35 Здесь у нас возникает вопрос: что в приведенной обширной цитате подразумевается под «картиной мира», в рамках которой противоречие якобы «может существовать»? Такая «картина мира» – это в любом случае фундаментальная теория, просто неформализованная – представленная в сознании ее носителя в виде набора образов, усвоенных во время обучения шаблонов интерпретации, общих принципов, лежащих в основе восприятия и интерпретации реальности (в нашем случае – экономической)14. Так вот, если такая картина мира (неформализованная теория) толерантна к противоречиям (отвергает принцип единства мира), – это есть переход ее носителей от мышления понятийного к мышлению прото-логическому: как у членов архаических племен, в мышлении которых нормы классической логики (в частности, запрет на противоречие) действительно постоянно нарушаются [25].
14. Иными словами, под «картиной мира» фактически понимается парадигма по Т. Куну [24] – в данном случае неоклассическая парадигма современного экономического мейнстрима.
36 Что формирует «картину мира» современного экономиста? Ответ очевиден: образование, в основе которого лежит неоклассический мейнстрим: с методологией инструментализма15 и верой в «эффективность рынков». Что формирует веру в «эффективность рынков»? – теоретическое ядро мейнстрим (а это – ТОЭР Эрроу-Дебре). Имеет место воистину удивительная ситуация: хотя при проведении конкретных исследований теоретическое ядро мейнстрим практически игнорируется, именно оно продолжает определять основные черты макроэкономической политики в большинстве государств мира.
15. Инструментализм, ставший в последние десятилетия практически методологической нормой мейнстрим, действительно приводит к сугубому эмпиризму: если принципы теории могут быть «какими угодно», то, в конечном счете, и теория в целом может быть какой угодно, но зачем она тогда нужна?

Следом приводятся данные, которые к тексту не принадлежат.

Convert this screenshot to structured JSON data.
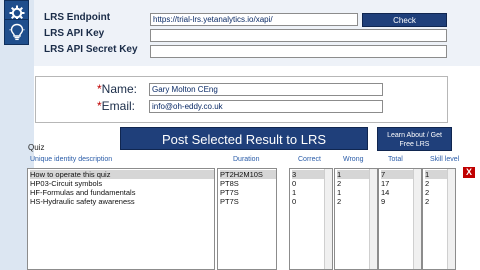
{
  "lrs": {
    "endpoint_label": "LRS Endpoint",
    "endpoint_value": "https://trial-lrs.yetanalytics.io/xapi/",
    "api_key_label": "LRS API Key",
    "api_key_value": "",
    "api_secret_label": "LRS API Secret Key",
    "api_secret_value": "",
    "check_label": "Check"
  },
  "user": {
    "name_label": "*Name:",
    "name_value": "Gary Molton CEng",
    "email_label": "*Email:",
    "email_value": "info@oh-eddy.co.uk"
  },
  "actions": {
    "post_label": "Post Selected Result to LRS",
    "learn_line1": "Learn About / Get",
    "learn_line2": "Free LRS",
    "delete_label": "X"
  },
  "quiz": {
    "label": "Quiz",
    "headers": {
      "description": "Unique identity description",
      "duration": "Duration",
      "correct": "Correct",
      "wrong": "Wrong",
      "total": "Total",
      "skill": "Skill level"
    },
    "rows": [
      {
        "description": "How to operate this quiz",
        "duration": "PT2H2M10S",
        "correct": "3",
        "wrong": "1",
        "total": "7",
        "skill": "1"
      },
      {
        "description": "HP03-Circuit symbols",
        "duration": "PT8S",
        "correct": "0",
        "wrong": "2",
        "total": "17",
        "skill": "2"
      },
      {
        "description": "HF-Formulas and fundamentals",
        "duration": "PT7S",
        "correct": "1",
        "wrong": "1",
        "total": "14",
        "skill": "2"
      },
      {
        "description": "HS-Hydraulic safety awareness",
        "duration": "PT7S",
        "correct": "0",
        "wrong": "2",
        "total": "9",
        "skill": "2"
      }
    ]
  },
  "icons": [
    "gear-icon",
    "lightbulb-icon"
  ],
  "colors": {
    "accent": "#1f3f7a",
    "delete": "#c00000"
  }
}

Вполне закономерно, что теоретические принципы начинают восприниматься как условность, не имеющая отношения к реальности.
37 тезис об «эффективности рынков» лежал в основе монетаризма (в частности) и неолиберального поворота конца ХХ века (в целом); и он по-прежнему составляет парадигмальную основу и «новой макроэкономики», и «нового макроэкономического синтеза», и конструируемых на этой теоретической базе моделей DSGE (в которые закладывается постулат о стремлении экономики к точке равновесия в будущем)16.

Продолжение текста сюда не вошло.